Author: InvisibleUser Team
The first thing that is important to understand is that no system is 100% secure. There will always be exploits and new attack patterns to infiltrate a system. When they are undiscovered by the developers, we call them zero-day-exploits. Those will be patched as soon as we know about them, but are dangerous for the time that passes until then. All we can do is make infiltrating a system as difficult as possible for the attacker. That involves keeping your system up-to-date and responding to new exploits. Cyber Security is related to privacy in that it protects a system from breaches of confidential data.
The importance of cyber security is that all the privacy and anonymity measures you will learn in this guide are useless if your device gets infected or hacked. Stability and difficulty to attack systems like servers, data centres of companies or PCs of normal users, are what is needed to prevent this from happening. Attacks get more and more sophisticated in the 21st century and you could say that threats and defences are in a neck-and-neck race. When a new virus is coded or an exploit discovered, a counter-measure will be developed. Only a small number of exploits cause massive damage, before they get fixed.
Cyber attacks are warfare, we saw that in the coordinated cyberattack the US used to disable the weapon control systems of Iran, in June 2019. They used a destructive wiper attack, which destroys data on a HDD to disable the computer systems. BBC News Article
Data breaches and sabotage are the most common goals of an attack. Cyber attacks are definitely on the rise, even if we continue improving our systems, there will always be new ways to run an attack.
In this guide, we are focusing on individuals, for the most part, but cyber security is even more important to companies and governments. Cyber criminals could steal valuable data (industrial espionage) or funds from companies. It is also possible to ruin the company’s reputation. A big risk is manipulation of states. That includes, interfering with elections, leaking military data to adversaries and undermining the functioning of institutions. Such attacks can be obvious, e.g. when a server is taken down with a DDoS attack or remain completely hidden.
Since the invention of computers and the internet, attackers have tried to compromise computer systems. Be it for financial gain and information or social control, surveillance and manipulation of states in the case of government hackers. These effects can be reached through a plethora of different attacks and exploits.
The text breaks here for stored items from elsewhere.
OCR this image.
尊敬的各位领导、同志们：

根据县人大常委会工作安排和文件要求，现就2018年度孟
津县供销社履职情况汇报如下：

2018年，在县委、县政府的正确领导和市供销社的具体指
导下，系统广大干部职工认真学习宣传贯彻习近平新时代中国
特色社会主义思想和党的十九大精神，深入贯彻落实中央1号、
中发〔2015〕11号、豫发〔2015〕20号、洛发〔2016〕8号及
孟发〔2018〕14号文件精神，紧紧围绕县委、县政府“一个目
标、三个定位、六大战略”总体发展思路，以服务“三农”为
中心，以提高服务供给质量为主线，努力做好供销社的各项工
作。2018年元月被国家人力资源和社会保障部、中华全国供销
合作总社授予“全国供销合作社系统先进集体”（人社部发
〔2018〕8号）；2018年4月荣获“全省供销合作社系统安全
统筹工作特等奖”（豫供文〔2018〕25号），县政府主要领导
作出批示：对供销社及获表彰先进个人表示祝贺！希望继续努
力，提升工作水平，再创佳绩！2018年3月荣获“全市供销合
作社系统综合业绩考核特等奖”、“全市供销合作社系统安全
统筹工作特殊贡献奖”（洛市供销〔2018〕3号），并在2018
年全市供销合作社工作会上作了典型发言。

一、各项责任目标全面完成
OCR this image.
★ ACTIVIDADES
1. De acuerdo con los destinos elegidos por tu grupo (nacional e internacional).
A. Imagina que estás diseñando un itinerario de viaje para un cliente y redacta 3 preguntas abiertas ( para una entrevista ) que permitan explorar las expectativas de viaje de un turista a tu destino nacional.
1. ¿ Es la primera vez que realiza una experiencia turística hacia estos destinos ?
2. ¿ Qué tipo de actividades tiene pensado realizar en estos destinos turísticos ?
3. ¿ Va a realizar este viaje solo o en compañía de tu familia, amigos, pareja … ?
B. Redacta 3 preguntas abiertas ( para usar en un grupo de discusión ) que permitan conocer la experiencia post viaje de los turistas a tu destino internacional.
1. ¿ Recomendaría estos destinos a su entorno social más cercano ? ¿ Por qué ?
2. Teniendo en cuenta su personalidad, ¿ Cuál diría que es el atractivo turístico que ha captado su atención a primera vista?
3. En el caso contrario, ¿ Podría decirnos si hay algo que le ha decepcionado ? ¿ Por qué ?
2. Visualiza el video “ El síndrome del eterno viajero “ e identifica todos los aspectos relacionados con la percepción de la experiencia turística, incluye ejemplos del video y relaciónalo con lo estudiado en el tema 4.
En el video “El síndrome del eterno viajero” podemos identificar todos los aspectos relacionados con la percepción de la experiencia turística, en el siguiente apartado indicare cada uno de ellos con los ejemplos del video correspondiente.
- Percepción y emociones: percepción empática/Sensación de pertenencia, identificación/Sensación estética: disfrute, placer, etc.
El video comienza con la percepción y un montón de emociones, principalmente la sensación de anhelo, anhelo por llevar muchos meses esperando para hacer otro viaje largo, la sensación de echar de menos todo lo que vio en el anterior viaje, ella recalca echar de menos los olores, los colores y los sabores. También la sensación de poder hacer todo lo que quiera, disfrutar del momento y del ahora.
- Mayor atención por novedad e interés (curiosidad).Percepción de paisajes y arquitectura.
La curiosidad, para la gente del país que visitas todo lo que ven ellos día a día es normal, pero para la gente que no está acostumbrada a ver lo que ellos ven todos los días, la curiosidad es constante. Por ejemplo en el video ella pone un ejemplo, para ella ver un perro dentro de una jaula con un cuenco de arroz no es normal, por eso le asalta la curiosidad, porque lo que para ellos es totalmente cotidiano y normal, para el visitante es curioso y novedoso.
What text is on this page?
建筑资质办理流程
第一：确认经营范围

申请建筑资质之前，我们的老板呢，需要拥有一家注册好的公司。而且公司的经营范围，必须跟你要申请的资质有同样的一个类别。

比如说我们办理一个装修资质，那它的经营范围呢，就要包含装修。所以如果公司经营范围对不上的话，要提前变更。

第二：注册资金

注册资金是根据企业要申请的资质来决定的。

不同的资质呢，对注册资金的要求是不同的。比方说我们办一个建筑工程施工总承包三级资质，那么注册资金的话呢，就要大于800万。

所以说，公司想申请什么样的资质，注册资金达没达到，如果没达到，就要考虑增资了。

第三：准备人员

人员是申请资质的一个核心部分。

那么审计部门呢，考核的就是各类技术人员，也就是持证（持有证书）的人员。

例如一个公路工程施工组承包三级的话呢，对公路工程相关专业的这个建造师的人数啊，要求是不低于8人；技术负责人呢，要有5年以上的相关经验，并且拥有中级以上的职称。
There is plenty of code out there that wants to harm your computer or you personally. This is the way programming works. Computers do not have their “own mind” or ethics. Software does exactly what you “tell” it to do. It all depends on the coder’s intentions. The code does not attack other people, unless you specifically instruct it to do so.
To learn more about the most common types of attacks and what to do about them, head over to “List of Attacks, Exploits and Defences”. In that article, we list detailed information about how attacks work and what vulnerabilities they use to infect a system. It is great that there are counter-measures and that we are not defenceless. Those are also be listed in our article.
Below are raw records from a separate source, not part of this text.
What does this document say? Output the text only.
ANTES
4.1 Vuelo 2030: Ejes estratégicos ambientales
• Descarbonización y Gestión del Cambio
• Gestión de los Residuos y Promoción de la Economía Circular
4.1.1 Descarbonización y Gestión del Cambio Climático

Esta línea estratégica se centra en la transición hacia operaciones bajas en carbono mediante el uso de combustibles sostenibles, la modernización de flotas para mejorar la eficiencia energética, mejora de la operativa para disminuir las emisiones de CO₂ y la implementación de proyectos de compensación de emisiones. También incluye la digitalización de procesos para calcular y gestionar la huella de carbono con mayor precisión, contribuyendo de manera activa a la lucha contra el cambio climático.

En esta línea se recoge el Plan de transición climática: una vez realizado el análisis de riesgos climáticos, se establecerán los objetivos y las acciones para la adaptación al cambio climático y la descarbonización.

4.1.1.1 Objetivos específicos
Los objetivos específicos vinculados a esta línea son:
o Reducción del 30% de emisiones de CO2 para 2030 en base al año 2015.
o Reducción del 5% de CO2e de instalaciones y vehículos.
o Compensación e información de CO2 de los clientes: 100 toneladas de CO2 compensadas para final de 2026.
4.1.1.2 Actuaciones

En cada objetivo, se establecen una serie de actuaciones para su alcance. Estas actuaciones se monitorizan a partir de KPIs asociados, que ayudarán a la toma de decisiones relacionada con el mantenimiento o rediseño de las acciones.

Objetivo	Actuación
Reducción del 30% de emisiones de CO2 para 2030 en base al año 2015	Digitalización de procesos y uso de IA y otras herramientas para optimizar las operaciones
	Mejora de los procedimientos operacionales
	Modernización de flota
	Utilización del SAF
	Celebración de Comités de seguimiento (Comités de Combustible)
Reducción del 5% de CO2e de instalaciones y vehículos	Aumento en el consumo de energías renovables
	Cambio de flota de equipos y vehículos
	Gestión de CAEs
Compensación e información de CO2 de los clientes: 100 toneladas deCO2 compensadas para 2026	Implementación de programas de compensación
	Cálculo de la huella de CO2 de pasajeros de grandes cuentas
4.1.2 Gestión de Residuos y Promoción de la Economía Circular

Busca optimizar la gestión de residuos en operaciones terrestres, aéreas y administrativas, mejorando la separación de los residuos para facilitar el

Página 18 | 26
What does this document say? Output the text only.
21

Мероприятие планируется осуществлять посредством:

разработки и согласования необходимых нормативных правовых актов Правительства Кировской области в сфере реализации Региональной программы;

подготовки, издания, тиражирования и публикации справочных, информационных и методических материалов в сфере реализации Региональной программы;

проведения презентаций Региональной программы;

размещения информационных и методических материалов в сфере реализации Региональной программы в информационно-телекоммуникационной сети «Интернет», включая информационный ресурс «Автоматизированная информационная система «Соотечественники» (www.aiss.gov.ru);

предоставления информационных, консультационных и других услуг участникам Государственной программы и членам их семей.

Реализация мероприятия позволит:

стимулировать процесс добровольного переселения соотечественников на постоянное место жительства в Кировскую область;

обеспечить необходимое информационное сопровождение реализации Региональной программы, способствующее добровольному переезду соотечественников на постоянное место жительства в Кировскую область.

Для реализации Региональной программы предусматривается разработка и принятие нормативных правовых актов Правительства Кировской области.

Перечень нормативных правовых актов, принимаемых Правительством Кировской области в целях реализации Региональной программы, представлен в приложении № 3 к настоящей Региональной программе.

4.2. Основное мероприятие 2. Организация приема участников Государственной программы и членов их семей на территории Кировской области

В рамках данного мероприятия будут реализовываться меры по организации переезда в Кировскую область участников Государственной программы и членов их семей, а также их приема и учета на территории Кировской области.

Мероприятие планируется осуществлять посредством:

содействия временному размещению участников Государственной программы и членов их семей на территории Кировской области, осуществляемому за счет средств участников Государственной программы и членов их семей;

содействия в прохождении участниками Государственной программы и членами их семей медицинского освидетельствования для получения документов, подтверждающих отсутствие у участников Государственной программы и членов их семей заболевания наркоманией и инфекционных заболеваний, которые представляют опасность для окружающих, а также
The attacks listed in are often combined in a polymorphic attack to be even more powerful. A polymorphic attack is a type of attack that combines multiple different kinds of malware or uses multiple exploits at the same time. Another tactic that is increasingly used is social engineering. Most attacks on companies use at least some form of this to circumvent the security barriers in well protected companies.
Social engineering aims to convince users to give up data like password, credit card numbers, etc. by themselves. Why would an attacker do the hard work of breaking into a well secured system if it is so easy to make employees give them their passwords? The attacker only has to pretend to be from the company’s IT department, in many cases.